Result of frostbite after two days and nights of exposure. After battle of Mukden. (Major Lynch.)
The subject of injuries to the heart will be dealt with in the chapter devoted to the surgery of that organ. Not every perforation of the heart substance is fatal, and there are enough successful cases on record of radical intervention by resection of the thoracic wall, and of exposure of the pericardium, even of the heart itself, to justify this method of attack in any case which will permit of it. Not the least of the dangers pertaining to heart injuries is the impediment to heart action caused by a collection of blood in the pericardial sac. Should anything further be called for it would be warrantable at any time to explore this sac and withdraw fluid through the aspirating needle, through a trocar, or even by incision and drainage.
In the abdomen all conceivable forms of injury may be met with, from contusions produced possibly by a spent cannon ball, to lacerations from fragments of a bursting shell and multiple perforations produced by one or more bullets. A first requisite in all such injuries is immediate antiseptic occlusion. This will not prevent such prompt and further study of the case as may indicate suitable treatment. When shock is extreme, indicating the possible result of contusions or laceration, or when perforation of the stomach, intestines, or bladder is probable, laparotomy should be performed at once. According to De Nancrède the order of probable frequency of these injuries of the abdomen is small intestine, large intestine, liver, stomach, kidney, spleen, and pancreas. Multiple lesions are also common. The immediate dangers are those from shock and hemorrhage, to be supplemented later by imminent danger of septic peritonitis.
Fig. 59
Scene in operating room in Second Field Hospital of Fifth Division of Japanese Army, at Mukden Railway Station. (Major Lynch.)
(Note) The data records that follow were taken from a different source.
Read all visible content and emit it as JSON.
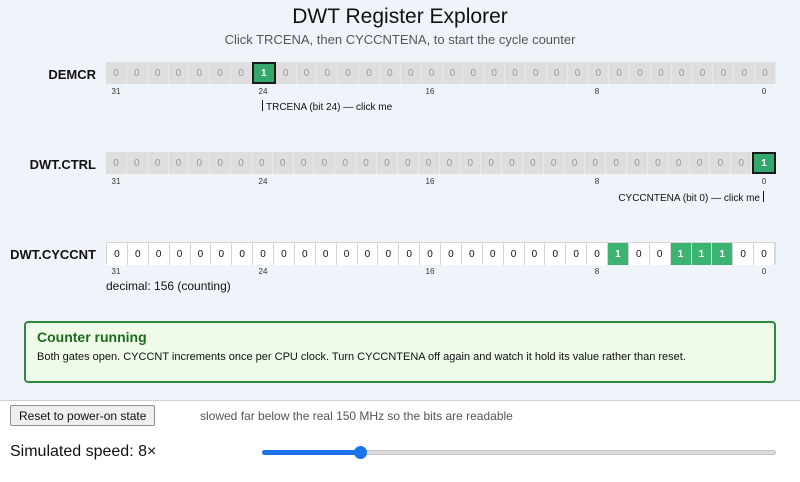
{
  "header": {
    "title": "DWT Register Explorer",
    "subtitle": "Click TRCENA, then CYCCNTENA, to start the cycle counter"
  },
  "tick_labels": [
    "31",
    "24",
    "16",
    "8",
    "0"
  ],
  "registers": {
    "demcr": {
      "label": "DEMCR",
      "bits": [
        "0",
        "0",
        "0",
        "0",
        "0",
        "0",
        "0",
        "1",
        "0",
        "0",
        "0",
        "0",
        "0",
        "0",
        "0",
        "0",
        "0",
        "0",
        "0",
        "0",
        "0",
        "0",
        "0",
        "0",
        "0",
        "0",
        "0",
        "0",
        "0",
        "0",
        "0",
        "0"
      ],
      "callout": "TRCENA (bit 24) — click me"
    },
    "dwt_ctrl": {
      "label": "DWT.CTRL",
      "bits": [
        "0",
        "0",
        "0",
        "0",
        "0",
        "0",
        "0",
        "0",
        "0",
        "0",
        "0",
        "0",
        "0",
        "0",
        "0",
        "0",
        "0",
        "0",
        "0",
        "0",
        "0",
        "0",
        "0",
        "0",
        "0",
        "0",
        "0",
        "0",
        "0",
        "0",
        "0",
        "1"
      ],
      "callout": "CYCCNTENA (bit 0) — click me"
    },
    "dwt_cyccnt": {
      "label": "DWT.CYCCNT",
      "bits": [
        "0",
        "0",
        "0",
        "0",
        "0",
        "0",
        "0",
        "0",
        "0",
        "0",
        "0",
        "0",
        "0",
        "0",
        "0",
        "0",
        "0",
        "0",
        "0",
        "0",
        "0",
        "0",
        "0",
        "0",
        "1",
        "0",
        "0",
        "1",
        "1",
        "1",
        "0",
        "0"
      ],
      "decimal": "decimal: 156  (counting)"
    }
  },
  "status": {
    "title": "Counter running",
    "body": "Both gates open. CYCCNT increments once per CPU clock. Turn CYCCNTENA off again and watch it hold its value rather than reset."
  },
  "controls": {
    "reset_label": "Reset to power-on state",
    "note": "slowed far below the real 150 MHz so the bits are readable",
    "speed_label": "Simulated speed: 8×",
    "speed_fraction": 0.19
  },
  "colors": {
    "bit_on": "#33a86a",
    "status_border": "#2e8b3e",
    "status_title": "#1d6a1d",
    "slider": "#1a73e8"
  }
}
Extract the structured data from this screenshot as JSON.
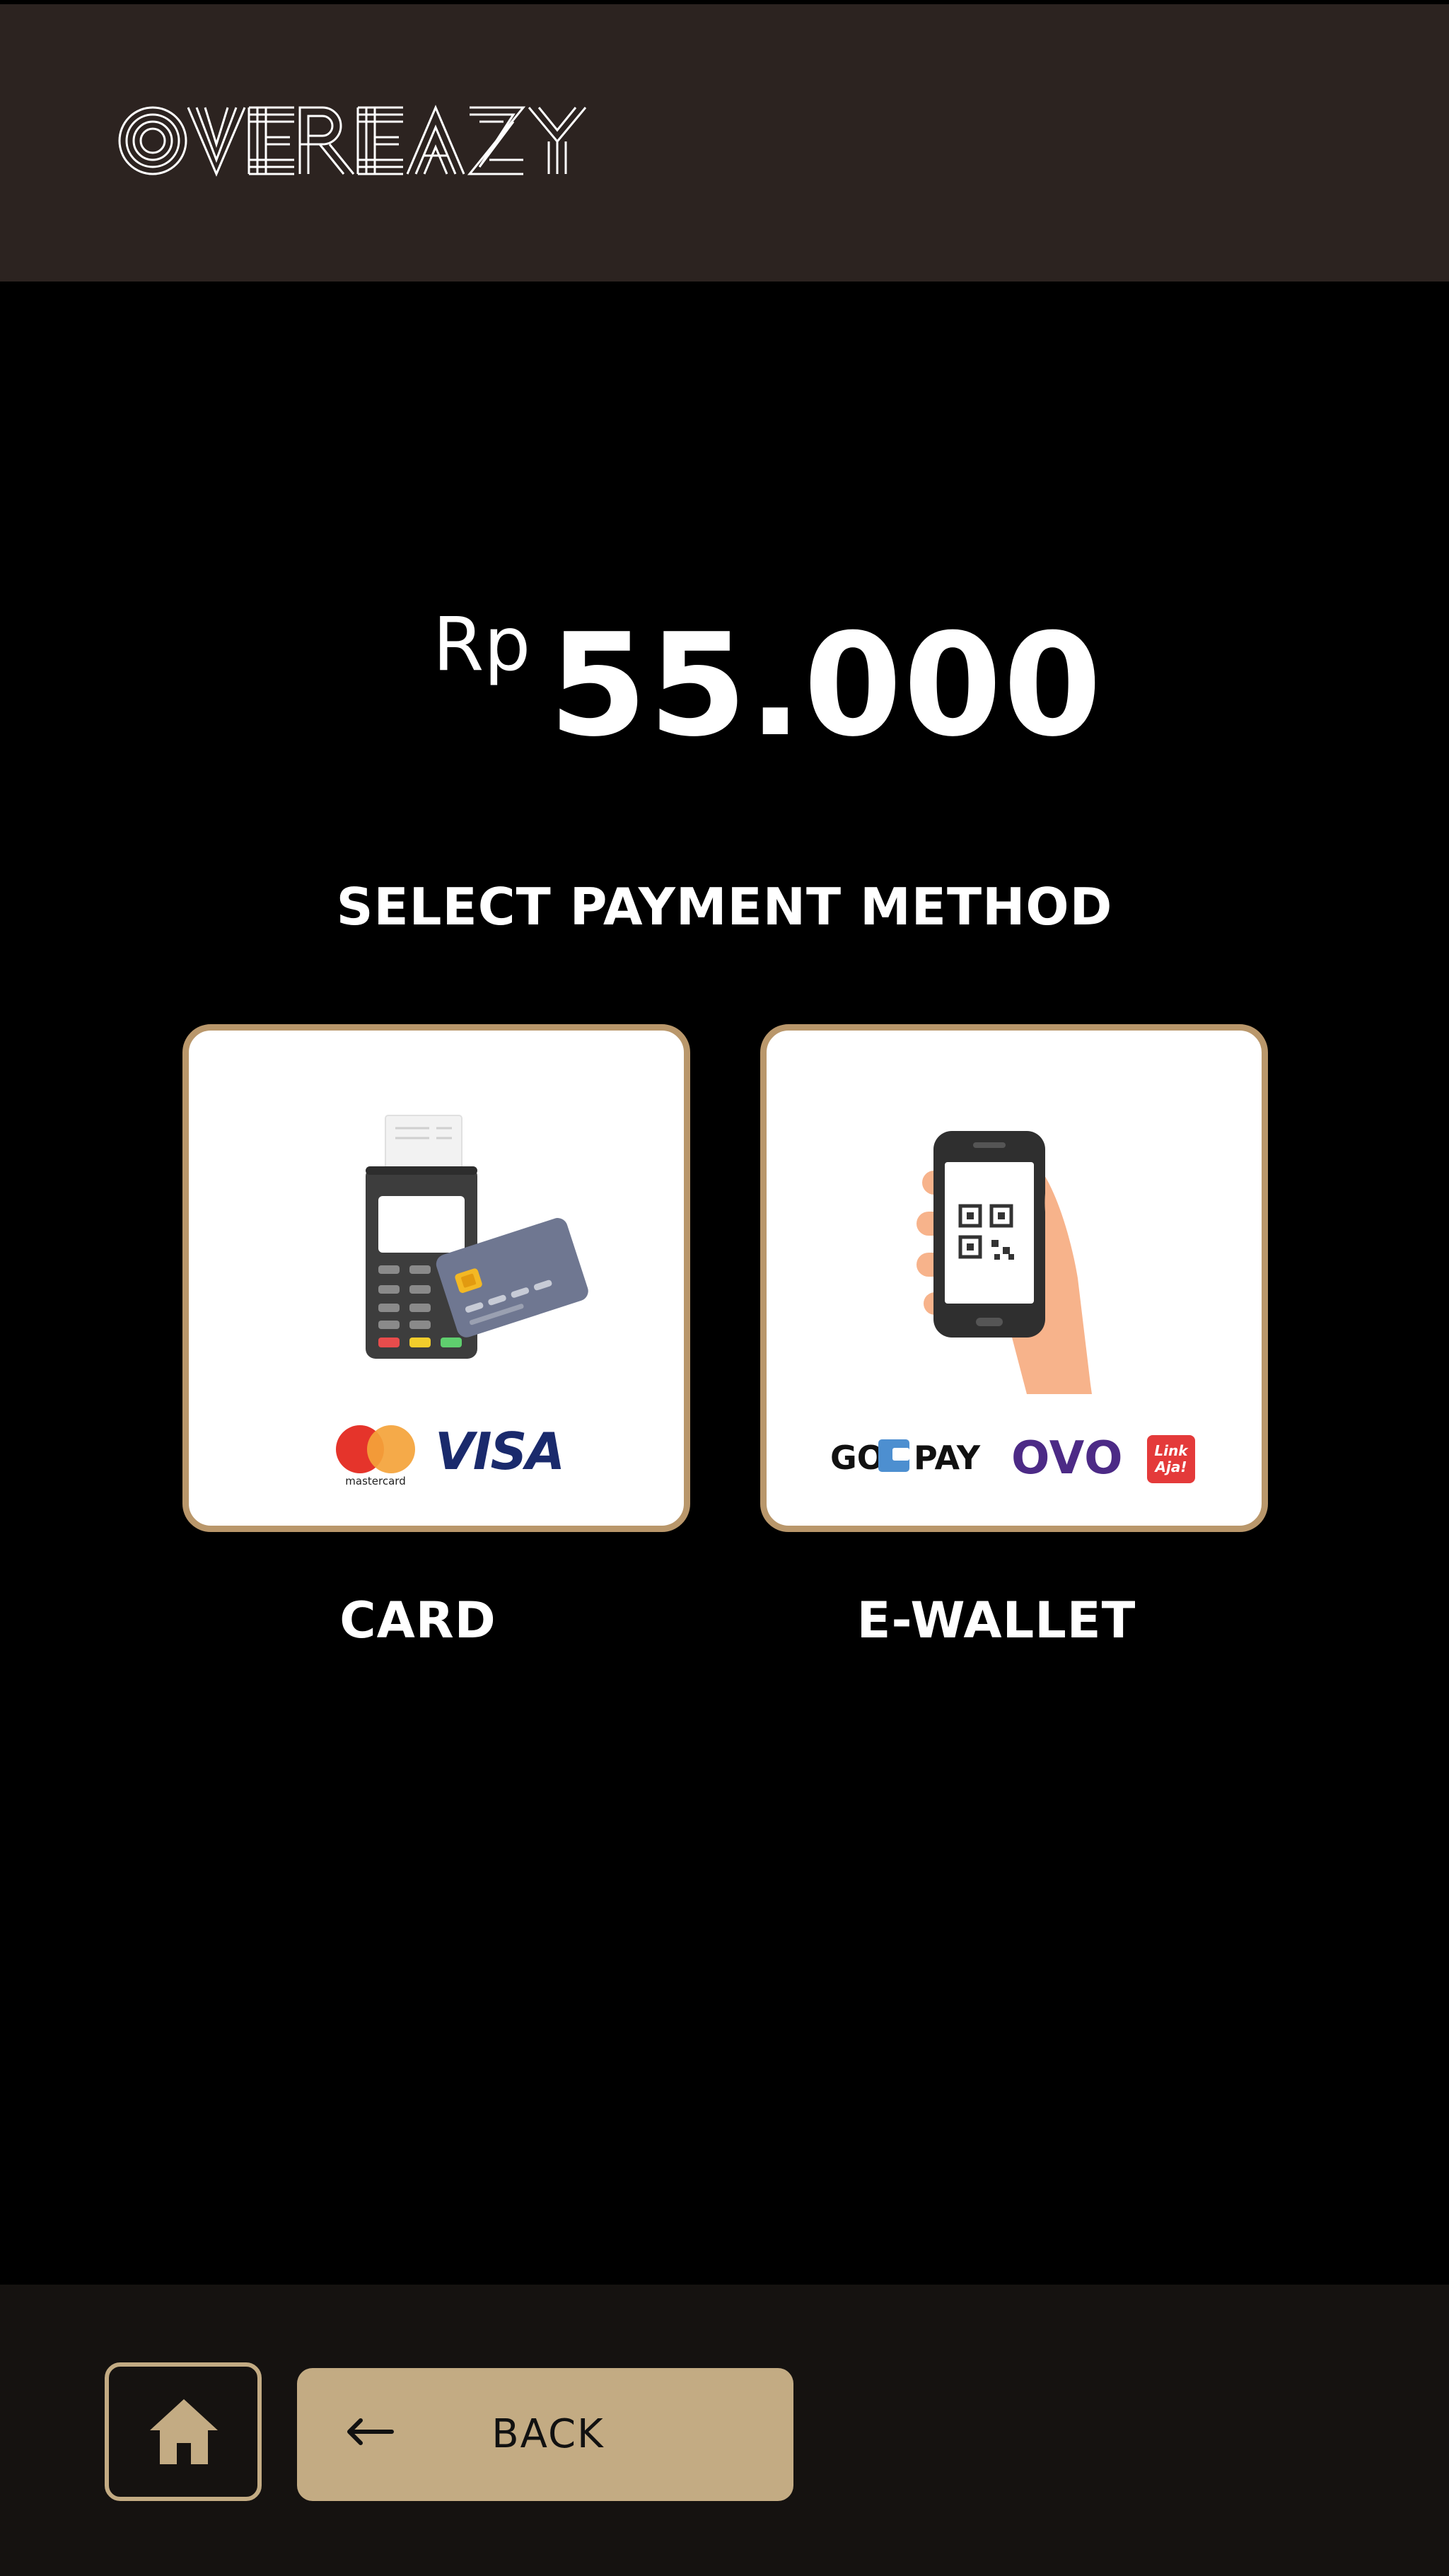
{
  "header": {
    "brand_name": "OVEREAZY",
    "background_color": "#2c2320"
  },
  "price": {
    "currency": "Rp",
    "amount": "55.000"
  },
  "select_title": "SELECT PAYMENT METHOD",
  "payment_methods": [
    {
      "label": "CARD",
      "illustration_icon": "card-terminal-icon",
      "logos": [
        "mastercard",
        "VISA"
      ],
      "mastercard_text": "mastercard",
      "visa_text": "VISA"
    },
    {
      "label": "E-WALLET",
      "illustration_icon": "phone-qr-icon",
      "logos": [
        "GOPAY",
        "OVO",
        "LinkAja!"
      ],
      "gopay_left": "GO",
      "gopay_right": "PAY",
      "ovo_text": "OVO",
      "linkaja_line1": "Link",
      "linkaja_line2": "Aja!"
    }
  ],
  "footer": {
    "home_icon": "home-icon",
    "back_label": "BACK",
    "back_icon": "arrow-left-icon"
  },
  "colors": {
    "accent": "#c3ab83",
    "card_border": "#b9976b",
    "background": "#000000",
    "footer": "#151210"
  }
}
The modern small bullet causes few surface indications as to the amount of damage done within, as in the thorax. A careful consideration of the location of the wounds of entrance and exit will indicate the probability of perforation, especially of the hollow viscera. The appearance of blood, either in the mouth or from the rectum or urethra, the recognition of a rapidly accumulating amount of fluid, the presence of gas in the abdomen, are all significant indications of perforating injury. Several years ago Senn advised the insufflation of hydrogen gas into the colon, on the theory that its escape from the intestine into the abdominal cavity and thence out of one of the abdominal wounds, where it could be lighted as it passed through a small tube, would afford a certain and unmistakable test as to perforation of the bowel, and such is undoubtedly the case. Nevertheless, it is not one which is always easy or even possible of application, and no time should be wasted in waiting for a supply of hydrogen for this purpose.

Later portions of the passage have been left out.